Ashtanga Yoga – Meditation Using Your Body

Ashtanga means 8 limbs, or parts. It is the old Raja Yoga, described very pragmatically and even a modern person can understand it, in the Yoga Sutras from about 3000 years ago. Before that, yoga was mentioned in much older texts and drawings,  and probably practiced much longer. It is a totally non religious teaching on how to get a healthy connected mind and body. To the contrary of what many believe it has no religious implications, no sacred leader, groups, temples nor places. It is a part of Ayurveda, a recommendation on how to be healthy, as Tai Chi, martial arts or Pilates, all with postures based on yoga.

yoga sutras patanjali

With my own experience over some 20 years, I think it is a very well proven and evidence based teaching, and I see no reason to ‘make my own’ series, and figure out something new. By teaching the Ashtanga series as always taught, I am sure that all students (in the beginning with easier alternatives) can do it without hurting themselves, which is very important. Ashtanga correctly taught, gives the student self-corrections, so that all student with time can do it by him/herself wherever there is space for a yoga mat, at home or traveling.

As explained in yesterdays blog, yoga is much more than an exercise. It is a very (time) efficient way to calm your mind and connect with your body. It is a mediation using your body and breathing, where you mindfully connect with yourself and allow your body to speak. If done as the old teachings say, the 8 parts are done step by step. The postures only come as the 3rd step. Before we start with the postures, we do a mind exercise. First we find out what our moral values are. What is important for you? Is it to be kind? Is it to become rich? Or both, and in that case how is it possible to do both?  There is no right nor wrong, but they do help you with some areas to think about. During Gandhi’s struggle for independence, Ahimsa (the philosophy of non-violence) became well known to the whole world. Taking this example, you think about violence and if it is something you want in your life, and if not, what is a violent act? Is shouting, and using negative words violent?
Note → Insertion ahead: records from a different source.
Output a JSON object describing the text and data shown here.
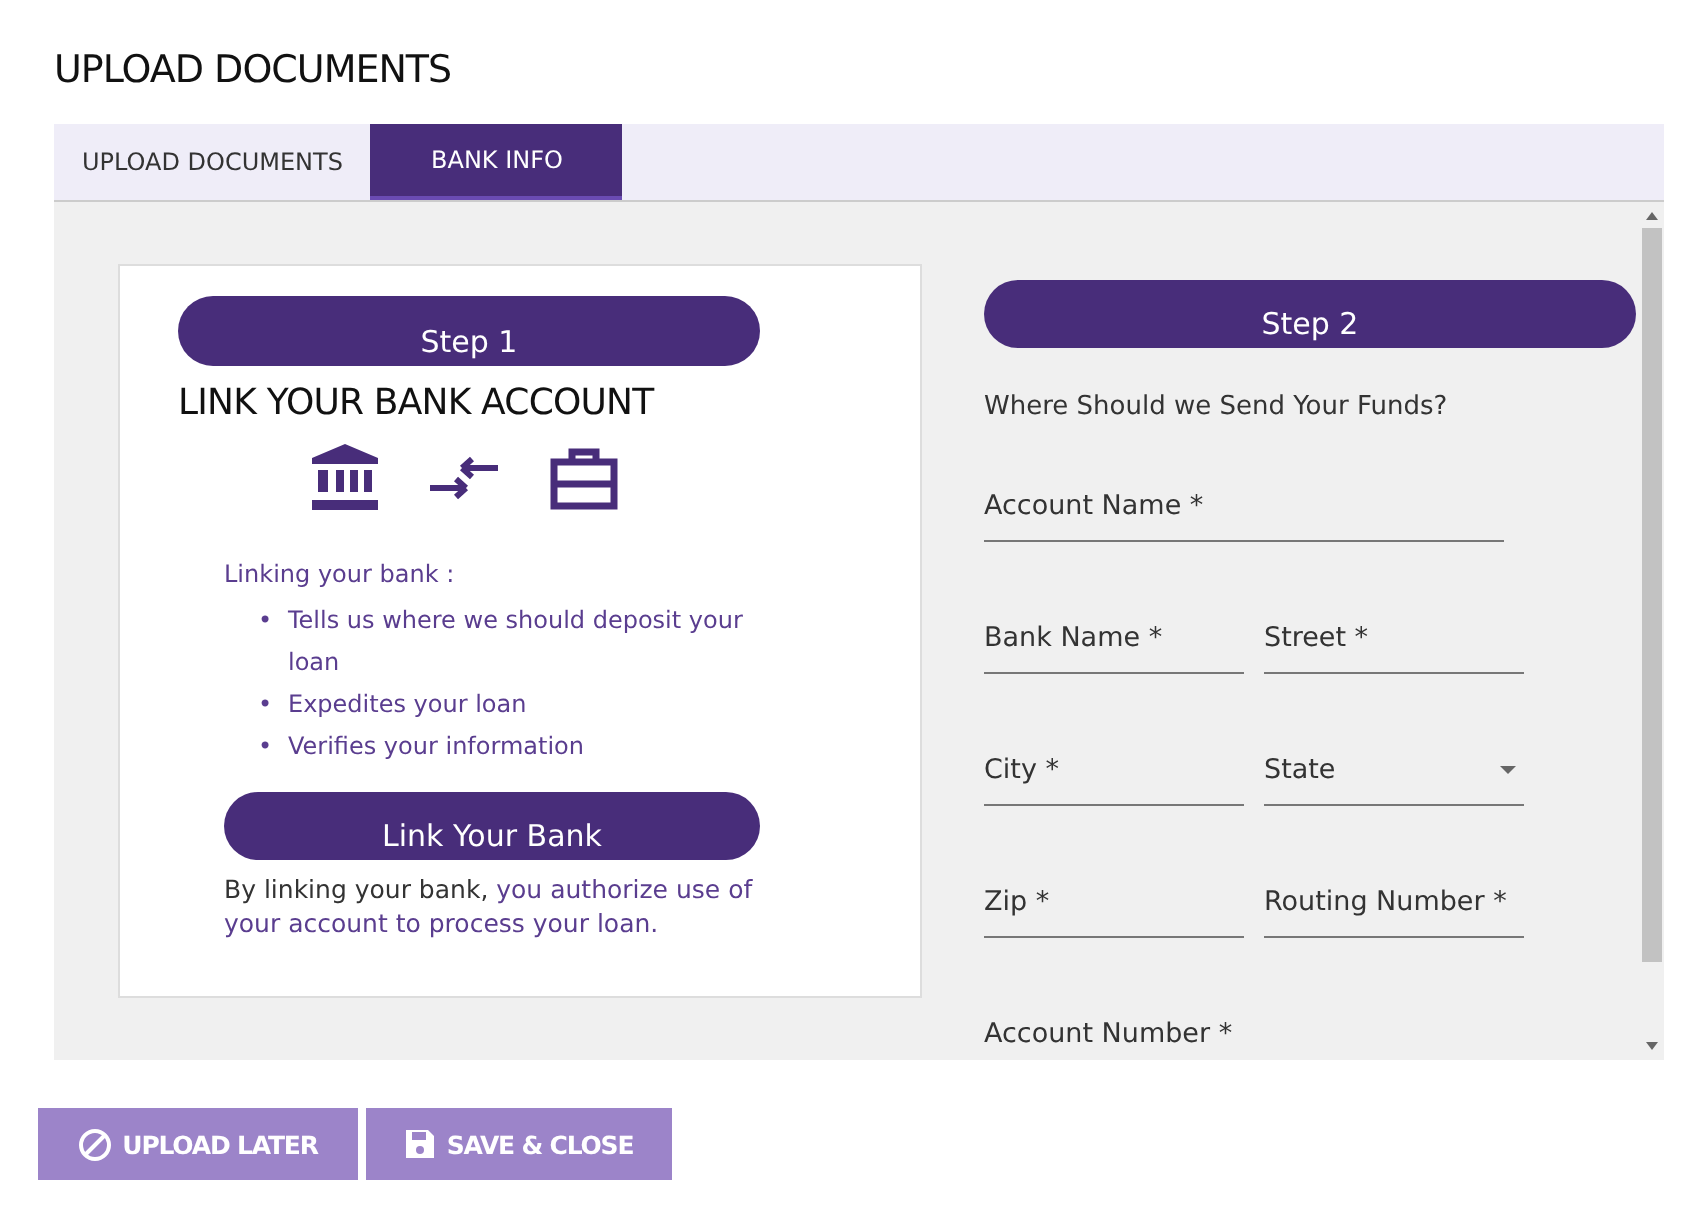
{
  "page_title": "UPLOAD DOCUMENTS",
  "tabs": [
    {
      "label": "UPLOAD DOCUMENTS",
      "selected": false
    },
    {
      "label": "BANK INFO",
      "selected": true
    }
  ],
  "step1": {
    "badge": "Step 1",
    "heading": "LINK YOUR BANK ACCOUNT",
    "intro": "Linking your bank :",
    "bullet": "•",
    "benefits": [
      "Tells us where we should deposit your loan",
      "Expedites your loan",
      "Verifies your information"
    ],
    "button": "Link Your Bank",
    "note_lead": "By linking your bank,",
    "note_link": "you authorize use of your account to process your loan."
  },
  "step2": {
    "badge": "Step 2",
    "question": "Where Should we Send Your Funds?",
    "rows": [
      [
        {
          "kind": "text",
          "placeholder": "Account Name *"
        }
      ],
      [
        {
          "kind": "text",
          "placeholder": "Bank Name *"
        },
        {
          "kind": "text",
          "placeholder": "Street *"
        }
      ],
      [
        {
          "kind": "text",
          "placeholder": "City *"
        },
        {
          "kind": "select",
          "placeholder": "State"
        }
      ],
      [
        {
          "kind": "text",
          "placeholder": "Zip *"
        },
        {
          "kind": "text",
          "placeholder": "Routing Number *"
        }
      ],
      [
        {
          "kind": "text",
          "placeholder": "Account Number *"
        }
      ]
    ]
  },
  "buttons": [
    {
      "kind": "later",
      "label": "UPLOAD LATER"
    },
    {
      "kind": "save",
      "label": "SAVE & CLOSE"
    }
  ]
}
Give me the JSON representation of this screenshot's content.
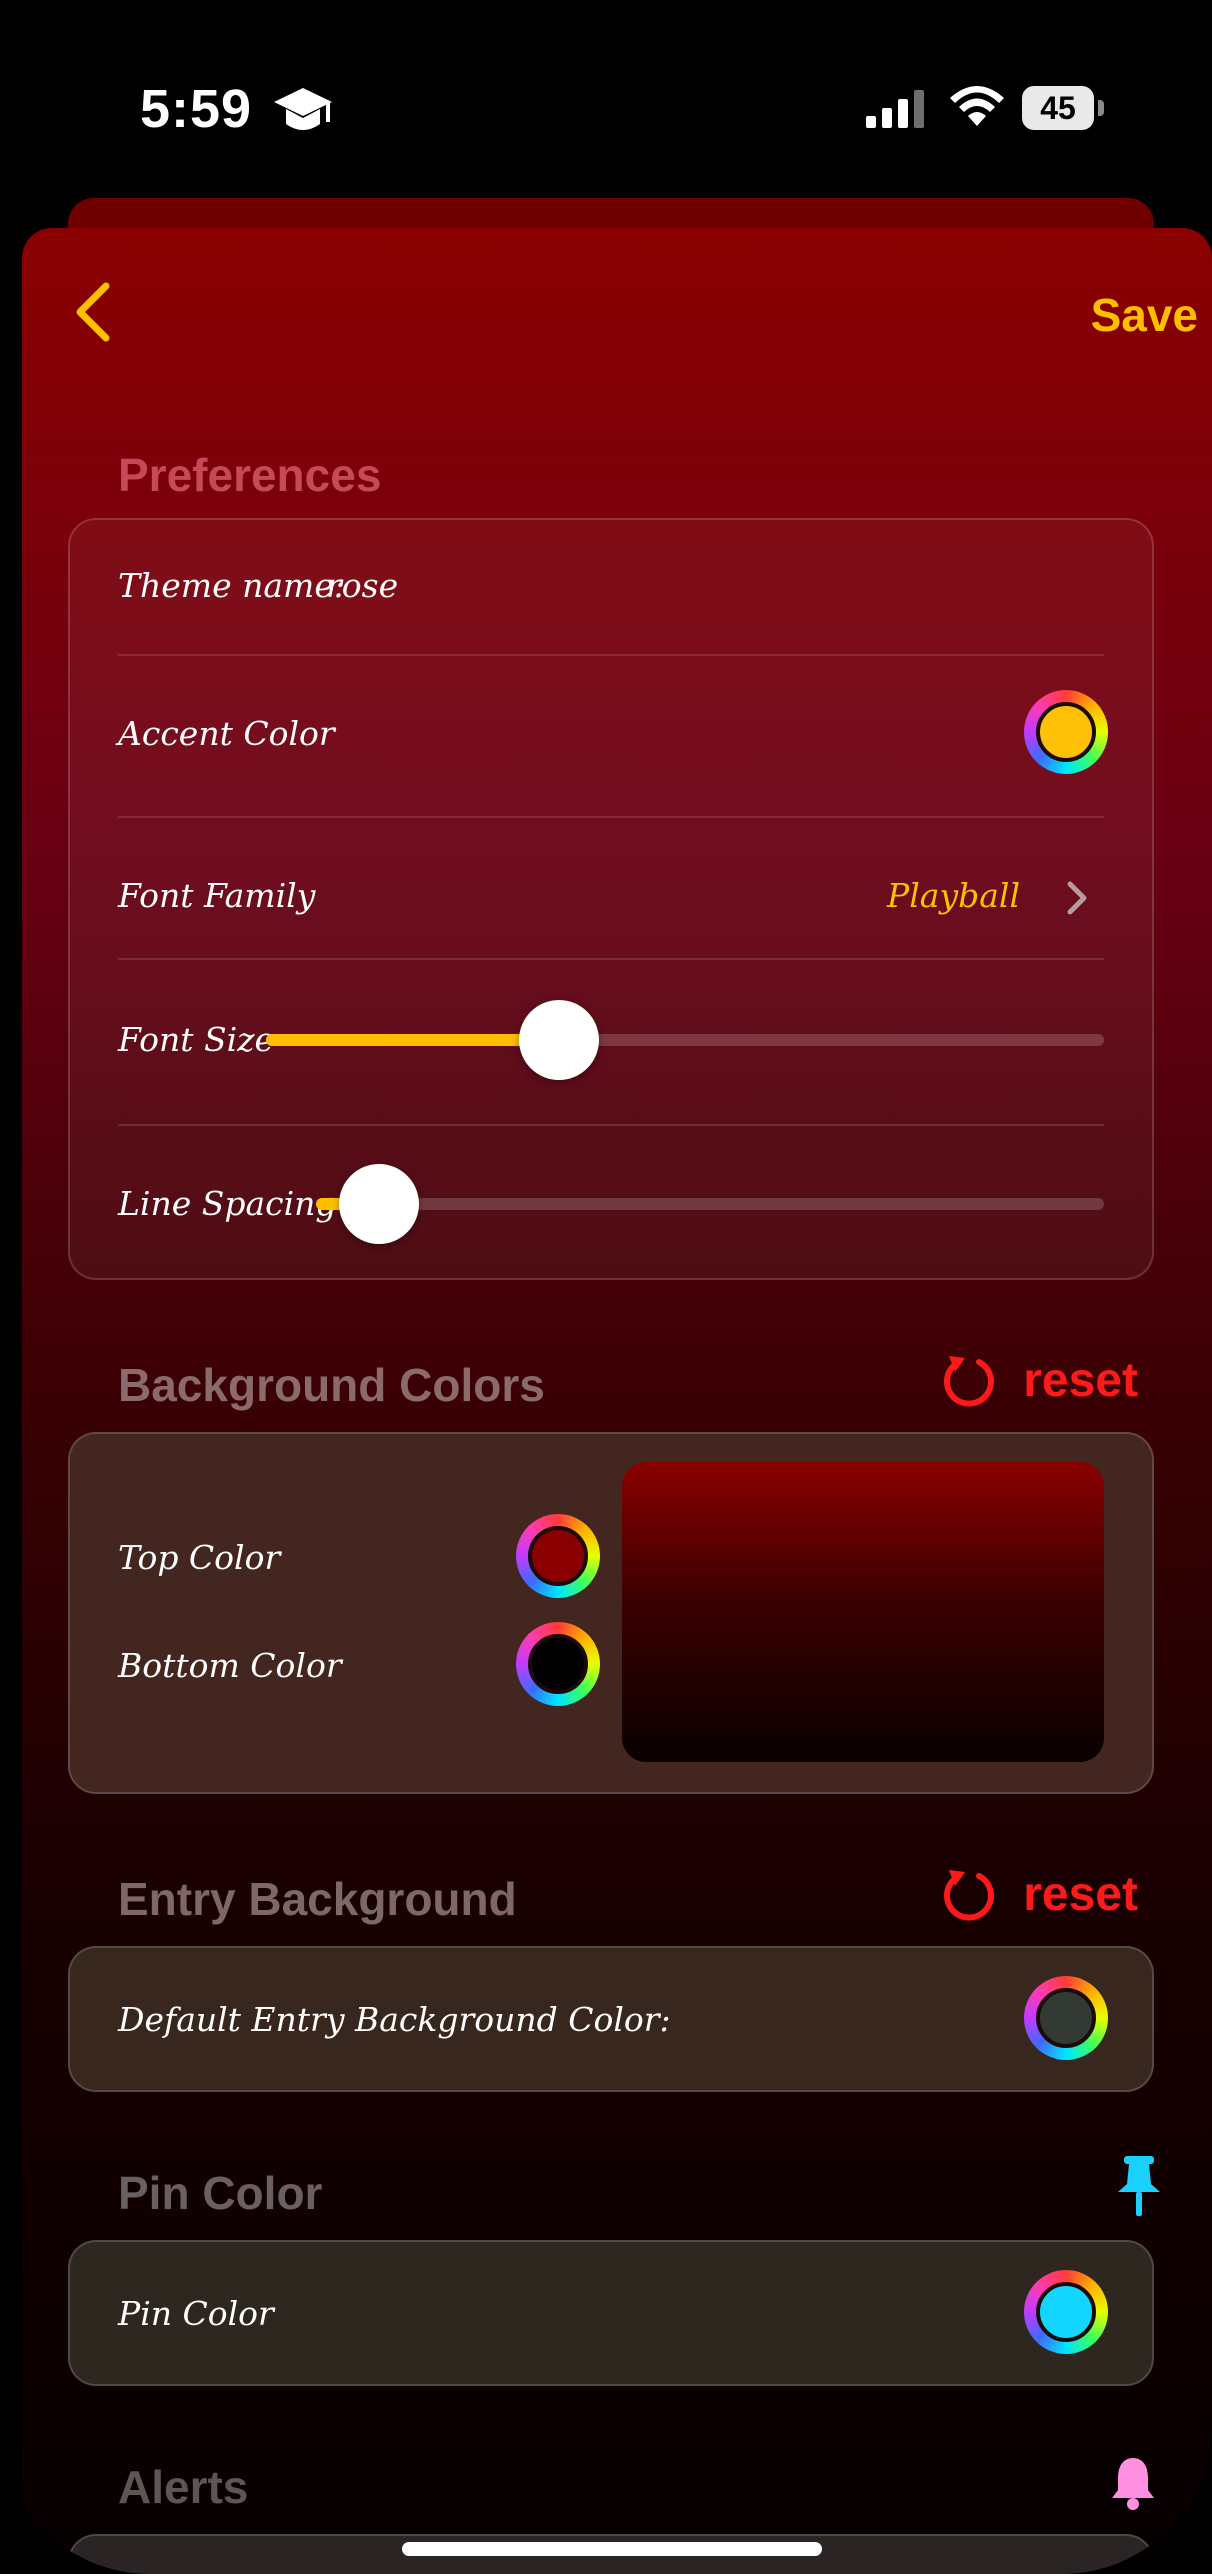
{
  "status_bar": {
    "time": "5:59",
    "battery": "45"
  },
  "nav": {
    "save_label": "Save"
  },
  "preferences": {
    "title": "Preferences",
    "theme_name_label": "Theme name:",
    "theme_name_value": "rose",
    "accent_color_label": "Accent Color",
    "accent_color": "#ffc107",
    "font_family_label": "Font Family",
    "font_family_value": "Playball",
    "font_size_label": "Font Size",
    "font_size_level": 0.35,
    "line_spacing_label": "Line Spacing",
    "line_spacing_level": 0.08
  },
  "background_colors": {
    "title": "Background Colors",
    "reset_label": "reset",
    "top_color_label": "Top Color",
    "top_color": "#8a0000",
    "bottom_color_label": "Bottom Color",
    "bottom_color": "#000000"
  },
  "entry_background": {
    "title": "Entry Background",
    "reset_label": "reset",
    "default_label": "Default Entry Background Color:",
    "color": "#333a34"
  },
  "pin_color": {
    "title": "Pin Color",
    "label": "Pin Color",
    "color": "#12d6ff"
  },
  "alerts": {
    "title": "Alerts"
  },
  "colors": {
    "accent": "#ffbf00",
    "reset": "#ff1a1a",
    "pin_icon": "#1ad0ff",
    "bell_icon": "#ff8fe0"
  },
  "icons": [
    "graduation-cap-icon",
    "cellular-signal-icon",
    "wifi-icon",
    "battery-icon",
    "back-chevron-icon",
    "chevron-right-icon",
    "reset-icon",
    "pin-icon",
    "bell-icon"
  ]
}
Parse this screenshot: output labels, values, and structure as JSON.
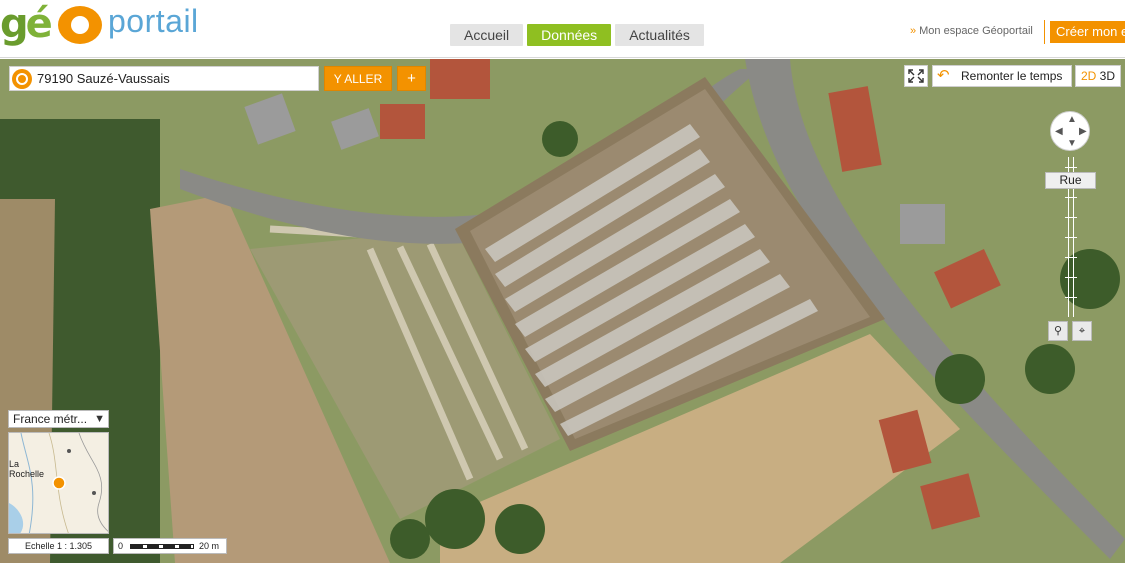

When you have thought about your moral codes, which normally is done with a teacher to guide you, a so called Guru, you start practicing them in your daily life. Note that a Guru is never self proclaimed, it is always the student that chooses the Guru and it can be anyone; your mum, a friend or a scholar. If you for example decided it is important for you with non-violence in your life, you now practice it. The 2nd step is basically a mind detox to start to ‘walk the talk’. It is surprising how much we do by only copying others, without thinking about if it is right or wrong. 

When this practice is implemented in your life you continue with the 3rd step, the postures, what we normally see as yoga. You use the class to practice all your moral codes in a micro-cosmos within yourself. If we take the example of non-violence, you make sure to never push yourself to the limit of hurting yourself, a common one in other yogas is the knee or the lower back. You don’t compete with anyone, not even yourself. You observe and care for your body with full gratitude for it being given to you, a fantastic body allowing you to explore with all your senses. With the right yogi mindset and the stretching postures, you get a hugely detoxed and connected mind and body.

ashtang 1st series

If you do it as meant to be in a meditative state of mind, I know of nothing as healthy for all of us. Maybe you don’t go to yoga to have ‘fun’, but you go back because you feel so good from it. I could explain it on a biochemical level with higher dopamine, serotonin and oxytocin and lower stress hormones, but I’ll leave it to your curiosity to find out more and try it out. You will notice the difference. Not only after class, but during the following days you feel the ‘signals’ from your body telling you how and what to eat, you react more calmly in negative situations, and simply feel much better.  Tomorrow I’ll tell you the basic techniques so you can try it at home if you want.